FDA Grants Priority Review Biologics License Application to Dupixent Add-On Maintenance for the Treatment of Adolescents with Chronic Rhinosinusitis with Nasal Polyposis

May 15, 2024  Source: drugdu 29

Don Tracy, Associate Editor

Dupixent has previously been approved for adults with chronic rhinosinusitis with nasal polyposis whose condition is inadequately controlled.
"/Regeneron and Sanofi announced that the FDA has granted Priority Review to their supplemental Biologics License Application (sBLA) for Dupixent (dupilumab) as an add-on maintenance treatment for adolescents aged 12 to 17 years who have chronic rhinosinusitis with nasal polyposis (CRSwNP) and whose condition is inadequately controlled. With the treatment already approved for adults with CRSwNP, the FDA is expected to make a final decision on the sBLA for the expanded indication by September 15, 2024.1
According to the companies, the application is supported by efficacy data from SINUS-24 and SINUS-52, two trials that showed major improvements in nasal congestion/obstruction severity, nasal polyp size, sense of smell, and a reduction in the need for systemic corticosteroids or surgery. In 2019, Regeneron first released the results of both trials, which evaluated Dupixent 300 mg every two weeks with standard-of-care mometasone furoate nasal spray (MFNS) against placebo injection plus MFNS. Overall, participants in SINUS-24 and SINUS-52 treated with Dupixent experienced a 57% and 51% improvement, respectively in their nasal congestion/obstruction severity compared to a 19% and 15% improvement, respectively, with placebo.
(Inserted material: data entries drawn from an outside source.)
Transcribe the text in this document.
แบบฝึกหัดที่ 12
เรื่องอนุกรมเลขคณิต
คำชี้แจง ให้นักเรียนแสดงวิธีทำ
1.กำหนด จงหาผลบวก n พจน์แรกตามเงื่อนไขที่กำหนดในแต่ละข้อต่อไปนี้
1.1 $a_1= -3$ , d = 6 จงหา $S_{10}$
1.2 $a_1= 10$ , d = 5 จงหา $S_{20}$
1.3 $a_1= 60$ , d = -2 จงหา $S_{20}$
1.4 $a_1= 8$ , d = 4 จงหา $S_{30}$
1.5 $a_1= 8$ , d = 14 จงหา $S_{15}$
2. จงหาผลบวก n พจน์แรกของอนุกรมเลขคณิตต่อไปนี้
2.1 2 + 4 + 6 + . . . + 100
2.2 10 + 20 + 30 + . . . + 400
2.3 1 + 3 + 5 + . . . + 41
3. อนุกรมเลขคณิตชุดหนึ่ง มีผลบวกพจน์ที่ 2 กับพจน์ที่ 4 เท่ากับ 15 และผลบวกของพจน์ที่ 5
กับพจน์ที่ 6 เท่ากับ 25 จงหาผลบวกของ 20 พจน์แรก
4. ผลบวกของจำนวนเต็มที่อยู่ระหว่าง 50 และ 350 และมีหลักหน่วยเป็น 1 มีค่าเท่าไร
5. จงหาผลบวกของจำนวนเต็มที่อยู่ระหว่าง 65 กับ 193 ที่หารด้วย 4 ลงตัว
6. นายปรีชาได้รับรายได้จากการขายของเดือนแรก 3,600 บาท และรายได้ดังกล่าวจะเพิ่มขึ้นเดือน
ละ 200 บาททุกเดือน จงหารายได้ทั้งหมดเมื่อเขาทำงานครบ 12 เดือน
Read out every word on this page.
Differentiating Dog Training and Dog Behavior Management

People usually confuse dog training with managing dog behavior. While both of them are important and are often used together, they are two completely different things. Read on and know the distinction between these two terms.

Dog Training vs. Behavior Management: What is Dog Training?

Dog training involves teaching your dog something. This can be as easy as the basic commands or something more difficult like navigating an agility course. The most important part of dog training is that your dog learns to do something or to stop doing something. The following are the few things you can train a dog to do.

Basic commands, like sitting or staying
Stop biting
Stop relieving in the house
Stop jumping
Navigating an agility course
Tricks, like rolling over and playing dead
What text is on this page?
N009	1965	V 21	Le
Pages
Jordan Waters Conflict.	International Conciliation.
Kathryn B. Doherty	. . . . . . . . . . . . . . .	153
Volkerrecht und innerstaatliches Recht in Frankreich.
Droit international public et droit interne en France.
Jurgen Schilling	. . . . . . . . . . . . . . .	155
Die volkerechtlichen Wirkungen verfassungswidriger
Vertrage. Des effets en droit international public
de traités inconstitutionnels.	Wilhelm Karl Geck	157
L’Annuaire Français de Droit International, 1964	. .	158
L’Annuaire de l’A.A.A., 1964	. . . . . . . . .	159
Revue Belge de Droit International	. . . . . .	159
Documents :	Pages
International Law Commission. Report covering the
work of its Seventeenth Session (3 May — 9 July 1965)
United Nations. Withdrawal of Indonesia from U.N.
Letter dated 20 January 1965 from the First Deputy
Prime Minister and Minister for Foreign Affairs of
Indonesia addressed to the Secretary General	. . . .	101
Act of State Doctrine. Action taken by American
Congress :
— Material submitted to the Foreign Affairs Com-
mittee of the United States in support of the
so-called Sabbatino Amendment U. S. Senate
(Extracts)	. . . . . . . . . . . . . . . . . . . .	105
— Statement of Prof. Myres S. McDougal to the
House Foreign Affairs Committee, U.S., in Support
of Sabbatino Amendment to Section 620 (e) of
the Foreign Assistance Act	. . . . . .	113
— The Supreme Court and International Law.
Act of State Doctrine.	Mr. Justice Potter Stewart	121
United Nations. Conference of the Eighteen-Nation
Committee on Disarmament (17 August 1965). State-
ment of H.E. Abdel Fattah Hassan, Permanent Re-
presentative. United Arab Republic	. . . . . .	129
Additionally, there was a 33% and 27% reduction, respectively, in nasal polyps scores compared to a 7% and 4% increase, respectively, for placebo.1,2
"Dupixent is the first biologic therapy to demonstrate the potential to produce disease-modifying effects in severe CRSwNP, significantly improving all disease measures in the study, including sense of smell, one of the most troublesome and challenging-to-treat symptoms for patients," said Claus Bachert, MD, professor, head, clinics, department of otorhinolaryngology at Ghent University, principal investigator of the trials, in a press release. "Patients with comorbid CRSwNP and asthma are often more difficult to treat so it is encouraging that Dupixent, which targets key drivers of type 2 inflammation, may address both conditions in these patients."
Dupixent was first approved by the FDA in March 2017 for the treatment of adults with moderate-to-severe atopic dermatitis whose disease is not adequately controlled with topical prescription therapies, or when those therapies are not advisable. Prior to its first approval, Dupixent was granted Breakthrough Therapy designation in 2014.3
In January, Dupixent was also approved as the first treatment indicated for children over 1 year of age with eosinophilic esophagitis. For this indication, the approval was based on data from the uble-blind, placebo-controlled Phase III Dupixent Pediatric Eosinophilic Esophagitis Trial, which evaluated the efficacy and safety of Dupixent in children up to 11 years of age. In part A, which took place over a 16-week period, the primary endpoint was histological disease remission. Part B went on for 36 weeks, as a continuation from Part A for those eligible, with the same dose level.4
“Young children with eosinophilic esophagitis have significant unmet medical needs; despite existing treatment options, 40% of these children in the U.S. under the age of 12 continue to experience symptoms of this disease,” said Namish Patel, MD, head of global development, immunology and inflammation, Sanofi, in a press release. “Today’s approval underscores our commitment to bringing therapies to young patients with unmet needs and also brings hope to these patients who are at a critical age where struggling to eat and maintain weight directly impacts their overall nutritional intake and development.”